Albert Streich’s poem “Induuchlen,” also prefaced from the author’s lips, provides a verbal runway into the soaring title piece for countertenor and natural horn. Holliger’s work gains facets the more its performers are reduced in number, and here one finds a wealth of such demands. Yet these are handled with such grace that one might think the results were entirely improvised. The countertenor is asked not only to plumb the depths of his baritone register, but even to step beyond them into some uncanny quotidian realm of, I daresay, Wagnerian anxiety, for indeed the music’s deepest secrets are, not unlike the sword in Die Walküre, fully visible yet can only be dislodged with the attendant promise of self-destruction. Here is a matrix of auditory gravel in which tremolos gasp, where overlays misalign, and from which arises a golem who seeks clouds more than land.

Embracing these throated reliefs is a frame of chamber works. Toronto-Exercises speaks in aphasic mumblings, which is to say in a vocabulary at once molecular, somnambulate, and exquisite. Scrapings, flaps, shivers, and overtones carve a broken chain of stone through this gorgeous little quatrain of forested sounds, while the fractured virtuosity of the percussive Ma’mounia deciphers its own fingerprints one vein at a time, releasing the screams and helical motives squirming therein.
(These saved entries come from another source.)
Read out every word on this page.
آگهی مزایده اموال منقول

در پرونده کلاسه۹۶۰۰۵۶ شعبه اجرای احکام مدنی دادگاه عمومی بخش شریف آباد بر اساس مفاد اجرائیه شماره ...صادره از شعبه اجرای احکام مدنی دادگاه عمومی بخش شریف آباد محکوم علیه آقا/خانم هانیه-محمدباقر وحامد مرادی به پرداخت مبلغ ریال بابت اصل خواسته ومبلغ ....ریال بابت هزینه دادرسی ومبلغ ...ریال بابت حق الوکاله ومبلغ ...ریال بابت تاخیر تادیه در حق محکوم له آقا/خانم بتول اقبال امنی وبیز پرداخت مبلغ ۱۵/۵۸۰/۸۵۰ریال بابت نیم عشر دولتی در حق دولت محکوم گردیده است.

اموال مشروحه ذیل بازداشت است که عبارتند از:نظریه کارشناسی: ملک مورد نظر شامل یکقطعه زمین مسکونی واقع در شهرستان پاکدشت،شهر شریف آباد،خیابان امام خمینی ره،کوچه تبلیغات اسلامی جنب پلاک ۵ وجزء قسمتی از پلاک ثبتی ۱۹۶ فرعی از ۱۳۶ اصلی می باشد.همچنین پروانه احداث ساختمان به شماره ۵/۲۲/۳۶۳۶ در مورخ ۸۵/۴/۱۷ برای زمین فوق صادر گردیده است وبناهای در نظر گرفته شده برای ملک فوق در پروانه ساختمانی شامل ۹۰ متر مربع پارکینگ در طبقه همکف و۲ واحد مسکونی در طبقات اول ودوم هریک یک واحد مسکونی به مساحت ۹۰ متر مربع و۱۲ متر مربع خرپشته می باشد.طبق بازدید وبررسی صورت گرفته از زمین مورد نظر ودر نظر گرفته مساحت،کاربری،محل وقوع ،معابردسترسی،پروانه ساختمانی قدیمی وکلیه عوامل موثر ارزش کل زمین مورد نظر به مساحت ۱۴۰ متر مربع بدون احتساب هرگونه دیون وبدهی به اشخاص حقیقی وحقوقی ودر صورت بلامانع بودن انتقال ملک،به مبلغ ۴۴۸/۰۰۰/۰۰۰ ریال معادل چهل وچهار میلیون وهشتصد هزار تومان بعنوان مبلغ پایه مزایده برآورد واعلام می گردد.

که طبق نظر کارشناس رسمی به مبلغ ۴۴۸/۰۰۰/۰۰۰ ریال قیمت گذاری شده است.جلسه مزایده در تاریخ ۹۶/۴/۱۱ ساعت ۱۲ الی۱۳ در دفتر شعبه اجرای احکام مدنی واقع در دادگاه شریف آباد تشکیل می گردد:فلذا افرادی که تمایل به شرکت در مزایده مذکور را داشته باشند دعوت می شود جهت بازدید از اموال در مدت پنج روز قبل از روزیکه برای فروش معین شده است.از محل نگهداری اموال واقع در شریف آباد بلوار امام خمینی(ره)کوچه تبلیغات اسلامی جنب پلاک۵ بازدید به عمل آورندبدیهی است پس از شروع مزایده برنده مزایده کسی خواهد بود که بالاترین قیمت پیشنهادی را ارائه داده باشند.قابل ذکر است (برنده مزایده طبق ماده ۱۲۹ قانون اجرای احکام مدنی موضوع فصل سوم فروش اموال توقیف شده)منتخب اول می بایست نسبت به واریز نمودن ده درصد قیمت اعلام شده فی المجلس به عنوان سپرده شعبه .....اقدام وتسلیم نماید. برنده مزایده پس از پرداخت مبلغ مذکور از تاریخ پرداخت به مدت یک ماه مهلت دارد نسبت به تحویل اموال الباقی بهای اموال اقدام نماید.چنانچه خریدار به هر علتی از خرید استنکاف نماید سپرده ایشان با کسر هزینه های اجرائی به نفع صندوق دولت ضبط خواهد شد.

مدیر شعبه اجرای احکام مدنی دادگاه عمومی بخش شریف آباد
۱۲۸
Holliger’s is the music of a soul in search of those intricate gifts that enliven our bodies and minds. It is highly idiosyncratic and yet speaks of a wide-reaching science. For the sake of analogy, one might say he sits comfortably between Lachenmann and Kurtág, singing through the sometimes haunting immediacy of the former while holding close the latter’s appreciation for the miniature. In doing so, he gives us a medium of the anti-essence, wherein breathes only the potential for quiet rupture. He speaks more than any other composer I know, and yet never proselytizes.

Like an Italo Calvino novel, this music ladles over us a pathos we have long forgotten and through which we only now find a chance to embrace anew.